Considering these findings, we suggest a model whereby a signaling cascade triggered by TGF-β activates Fgd1. Activation is mediated by Src family kinases and promotes its association to binding partners, possibly cortactin (and/or Mabp1), to efficiently stimulate Cdc42 at the appropriate time and place. As far as cortactin is concerned, the mechanism may involve cortactin dimerization (18
). Cdc42 in turn recruits the actin polymerization machinery, including actin related protein 2/3 complex (Arp2/3) and neuronal Wiskott-Aldrich syndrome protein (N-WASp), leading to actin polymerization at the core of the podosome and subsequent recruitment of adhesion proteins.
Our previous studies established that Smad signaling is required for TGF-β-induced podosome assembly. The present study brings evidence for the contribution of a parallel signaling pathway leading to Cdc42 activation, in the process of podosome formation. The description of this novel noncanonical pathway may also shed light on mechanisms such as ossification and skeletal development, where Fgd1 signaling plays a critical role. Because TGF-β is an important regulator of bone biogenesis, it is tempting to speculate that the defects observed in faciogenital dysplasia may result, at least in part, from altered TGF-β signaling. Likewise, our findings predict a perturbation in the vascular system in AAS. In this respect, arterial dysplasia, malformation, and aneurysms have recently been reported in this disease (7
). It is thus likely that future studies will further elucidate the involvement of Fgd1 in vascular diseases.
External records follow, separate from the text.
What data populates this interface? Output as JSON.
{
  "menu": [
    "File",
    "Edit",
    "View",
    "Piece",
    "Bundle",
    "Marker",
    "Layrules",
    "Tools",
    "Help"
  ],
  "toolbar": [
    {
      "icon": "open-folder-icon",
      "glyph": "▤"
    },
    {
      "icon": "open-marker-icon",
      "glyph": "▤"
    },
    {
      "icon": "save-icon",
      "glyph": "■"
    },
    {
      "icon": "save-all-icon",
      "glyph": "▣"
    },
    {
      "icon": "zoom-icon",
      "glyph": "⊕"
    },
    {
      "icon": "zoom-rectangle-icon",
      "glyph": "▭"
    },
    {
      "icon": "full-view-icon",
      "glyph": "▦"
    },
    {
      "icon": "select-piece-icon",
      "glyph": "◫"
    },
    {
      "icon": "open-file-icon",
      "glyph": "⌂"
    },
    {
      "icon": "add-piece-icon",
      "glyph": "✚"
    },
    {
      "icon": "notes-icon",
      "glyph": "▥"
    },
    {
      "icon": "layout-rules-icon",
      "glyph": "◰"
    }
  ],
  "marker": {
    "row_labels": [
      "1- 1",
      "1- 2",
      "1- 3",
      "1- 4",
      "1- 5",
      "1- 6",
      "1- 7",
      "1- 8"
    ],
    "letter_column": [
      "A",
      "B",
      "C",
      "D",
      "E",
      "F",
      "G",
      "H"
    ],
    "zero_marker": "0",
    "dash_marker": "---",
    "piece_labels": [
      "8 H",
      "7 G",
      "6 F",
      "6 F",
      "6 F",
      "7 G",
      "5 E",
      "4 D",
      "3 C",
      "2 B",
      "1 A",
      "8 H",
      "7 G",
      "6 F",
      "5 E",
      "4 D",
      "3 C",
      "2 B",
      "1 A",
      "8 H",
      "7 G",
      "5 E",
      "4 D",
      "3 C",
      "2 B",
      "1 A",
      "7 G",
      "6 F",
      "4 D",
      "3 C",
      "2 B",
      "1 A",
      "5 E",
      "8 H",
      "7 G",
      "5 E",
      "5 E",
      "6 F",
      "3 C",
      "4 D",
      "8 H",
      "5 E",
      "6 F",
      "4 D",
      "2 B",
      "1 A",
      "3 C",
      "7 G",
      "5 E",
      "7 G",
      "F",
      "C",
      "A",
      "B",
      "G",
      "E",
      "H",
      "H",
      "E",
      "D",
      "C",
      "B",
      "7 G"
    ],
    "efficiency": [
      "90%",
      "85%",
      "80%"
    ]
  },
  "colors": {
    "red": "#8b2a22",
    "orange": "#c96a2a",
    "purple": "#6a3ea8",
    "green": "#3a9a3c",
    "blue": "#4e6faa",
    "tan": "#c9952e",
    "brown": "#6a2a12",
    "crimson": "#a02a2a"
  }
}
The present findings contribute to our understanding of the basic mechanisms of podosome formation and function, by shedding light on the mechanism by which Fgd1 in combination with cortactin mediates the clustering of podosome components and initiate actin polymerization which gives rise to podosomal structures. They not only clarify a novel mechanism for podosome formation but also provide clues to understanding the role of podosomes in TGF-β-enriched tissue environments. For the first time, Fgd1 emerges as an important regulator in the vascular system. These studies also establish that Fgd1 is a regulatory element of signaling cascades triggered by TGF-β and thereby provide the basis of a novel noncanonical pathway. Such pathway is involved in the process of podosome formation but could also contribute to other TGF-β-mediated processes in cell physiology and pathology.